Aus 23 Einreichungen der öffentlich-rechtlichen Sender nebst einer Nachnominierung durch die Jury hat die 15-köpfige Jury des 67. Hörspielpreises der Kriegsblinden auf Ihrer Sitzung am 7. März in Zürich drei Finalisten nominiert: „Coldhaven“ von John Burnside, „Geister sind auch nur Menschen“ von Katia Brunner und „Gold. Revue“ von Jan Wagner. Der Gewinner, der vom Bund der Kriegsblinden Deutschlands e.V. (BKD) und der Film- und Medienstiftung NRW getragenen Auszeichnung, wird am 17. Mai bekannt gegeben. Die Verleihung findet am 29. Mai um 17 Uhr beim Deutschlandfunk in Köln statt und wird von Ute Soldierer moderiert. Die nominierten Hörspiele können auf der Homepage der Film- und Medienstiftung als Stream abgerufen werden. Der Hörspielpreis der Kriegsblinden wird seit 1952 jährlich an ein für einen deutschsprachigen Sender konzipiertes Original-Hörspiel verliehen, das in herausragender Weise die Möglichkeiten der Kunstform realisiert und erweitert.

Coldhaven

von John Burnside, Regie/Komposition/Übersetzung: Klaus Buhlert, eine Produktion des SWR.

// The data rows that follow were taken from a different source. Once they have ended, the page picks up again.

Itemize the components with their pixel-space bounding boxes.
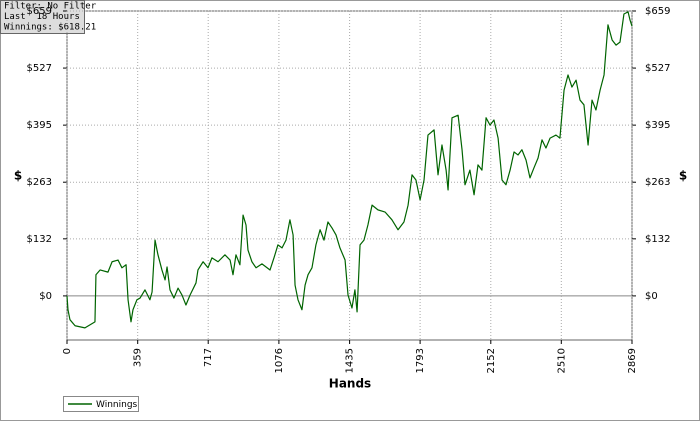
x-tick-label: 0 (62, 348, 73, 354)
y-tick-label: $395 (27, 120, 52, 131)
x-tick-label: 2869 (627, 348, 638, 373)
y-tick-label: $0 (39, 291, 52, 302)
y-tick-label: $659 (27, 6, 52, 17)
y2-tick-label: $132 (645, 234, 670, 245)
x-axis-title: Hands (329, 377, 371, 391)
x-tick-label: 717 (203, 348, 214, 367)
info-line: Filter: No Filter (4, 2, 97, 12)
legend: Winnings (63, 396, 139, 412)
y2-tick-label: $659 (645, 6, 670, 17)
legend-label: Winnings (96, 400, 138, 410)
y2-tick-label: $395 (645, 120, 670, 131)
x-tick-label: 1793 (415, 348, 426, 373)
x-tick-label: 2510 (556, 348, 567, 373)
x-tick-label: 1076 (274, 348, 285, 373)
x-tick-label: 359 (133, 348, 144, 367)
y-tick-label: $527 (27, 63, 52, 74)
x-tick-label: 1435 (345, 348, 356, 373)
series-line (66, 11, 633, 329)
x-tick-label: 2152 (486, 348, 497, 373)
y2-tick-label: $263 (645, 177, 670, 188)
y-tick-label: $263 (27, 177, 52, 188)
info-line: Winnings: $618.21 (4, 23, 96, 33)
y2-tick-label: $0 (645, 291, 658, 302)
info-line: Last 18 Hours (4, 12, 80, 22)
y2-tick-label: $527 (645, 63, 670, 74)
y-tick-label: $132 (27, 234, 52, 245)
legend-box (63, 396, 139, 412)
info-box (0, 0, 85, 34)
y-axis-title: $ (14, 169, 22, 183)
y2-axis-title: $ (679, 169, 687, 183)
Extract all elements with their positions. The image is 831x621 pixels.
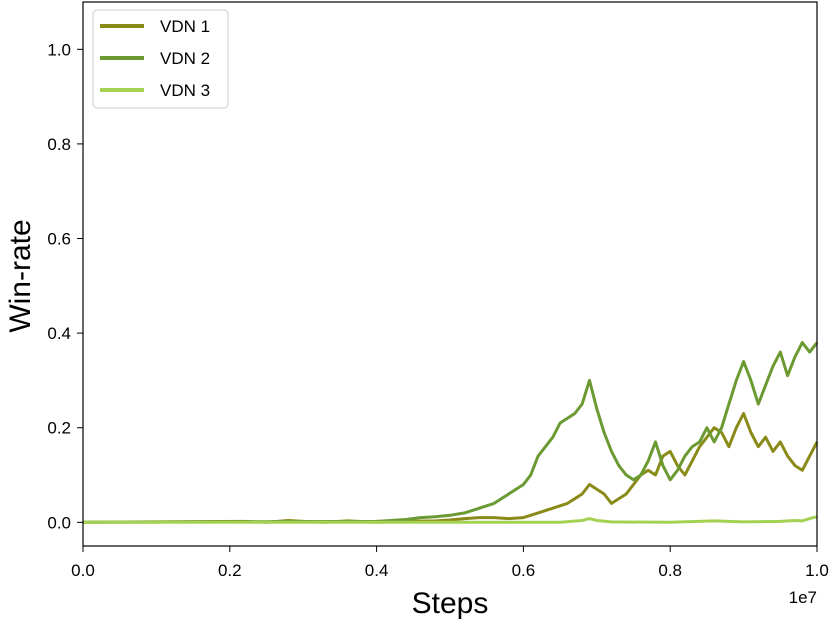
legend-label-3: VDN 3 — [160, 81, 210, 100]
legend: VDN 1 VDN 2 VDN 3 — [92, 9, 229, 109]
y-tick-label: 0.2 — [47, 419, 71, 438]
y-tick-label: 0.8 — [47, 135, 71, 154]
y-axis: 0.0 0.2 0.4 0.6 0.8 1.0 — [47, 40, 83, 532]
y-tick-label: 0.0 — [47, 513, 71, 532]
legend-box — [92, 9, 229, 109]
x-tick-label: 0.0 — [71, 561, 95, 580]
x-axis-label: Steps — [412, 587, 489, 620]
y-tick-label: 0.6 — [47, 230, 71, 249]
legend-label-1: VDN 1 — [160, 17, 210, 36]
series-line-3 — [83, 515, 818, 524]
series-line-2 — [82, 341, 819, 524]
legend-label-2: VDN 2 — [160, 49, 210, 68]
y-axis-label: Win-rate — [4, 219, 37, 332]
x-tick-label: 1.0 — [805, 561, 829, 580]
x-tick-label: 0.2 — [218, 561, 242, 580]
y-tick-label: 0.4 — [47, 324, 71, 343]
x-axis-offset-text: 1e7 — [789, 588, 817, 607]
x-tick-label: 0.4 — [365, 561, 389, 580]
x-axis: 0.0 0.2 0.4 0.6 0.8 1.0 — [71, 546, 829, 580]
x-tick-label: 0.6 — [512, 561, 536, 580]
plot-frame — [82, 1, 818, 547]
y-tick-label: 1.0 — [47, 40, 71, 59]
series-lines — [82, 341, 819, 524]
x-tick-label: 0.8 — [658, 561, 682, 580]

John Burnside. Bild: Leonard Burnside.

John Burnside. Bild: Leonard Burnside.

Zum Inhalt:
Coldhaven ist ein fiktives schottisches Küstendorf, das im Bann des geheimnisvollen Verschwindens der 15-Jährigen Cari Matheson vor einem Jahr steht; am Tag des traditionellen Lammas Festes. Cari wurde zuletzt mit dem 17-jährigen, grüblerisch veranlagten Martin Whyte gesehen, der allerdings von der Polizei entlastet wurde. Ein Jahr später ist wieder Lammas Fest, doch Martin Whyte, den das Dorf weiterhin für schuldig hielt, ist tot. Ein namenloser Erzähler blickt auf die Geschichten im Dorf und verknüpft seine Erzählung mit subjektiven Monologen der Bewohner, u.a. auch des toten Martin, der als Geist die Geschichte von damals erzählt.

Jurybegründung:
„Coldhaven“ von John Burnside fasziniert durch seine schwebende Ambiguität und seine sprachlich-tonale Präzision. Es ist gleichzeitig ein zupackend muskulöses Hörspiel über das Verschwinden zweier junger Menschen in einem fiktiven schottischen Dorf und „Geisterspiel“, also ein vielschichtiges, dichtes Sprachgewebe im Äther, das einem Urgefühl des Mediums Radio nahekommt: dem Gefühl von Unbestimmtheit, Ungewissheit und Unheimlichkeit. Alles in diesem Hörstück ist belebt und miteinander verwoben – die Graffiti am verlassenen Bahnhof, die desolaten Häuser, die derben Dorfsprüche und üblen Nachreden. Dinge, Menschen, ihre Gedanken und Geschichten und auch ein Toter sprechen voneinander, mit uns und miteinander, stellenweise auch durch telepathische Verbindung. In Klaus Buhlerts Regie treten die ikonischen Figuren und Begebenheiten sehr direkt und mit hyperrealistischem Touch auf. Sie spielen auf einer feingeschichteten Tonfolie, einem fließenden, ständig präsenten Shift vom Naturalismus zum Übernatürlichen, den man aus Burnsides Werk kennt und der nie Ergebnis eines kalkulierten Konstrukts ist, sondern spürbar auf seinem Welterleben als Autor basiert. Je weiter sich dieses Tongedicht in der Zeit entfaltet, desto stärker werden wir eingesponnen in seine Geste des beredten „Beschweigens“ eines Vorfalls. Die konkrete Verwirrung darüber, wo wir selbst stehen in einem sich ständig verändernden Gemenge aus Ahnungen, Andeutungen, Vermutungen und Informationen, macht diese Geschichte eines Mordes zur hautnah erlebten Parabel über die Wirkungsweisen eines Gerüchts.

 

Geister sind auch nur Menschen

von Katja Brunner, Regie: Erik Altofer, Komposition: Mario Marchisella, eine Produktion des SRF.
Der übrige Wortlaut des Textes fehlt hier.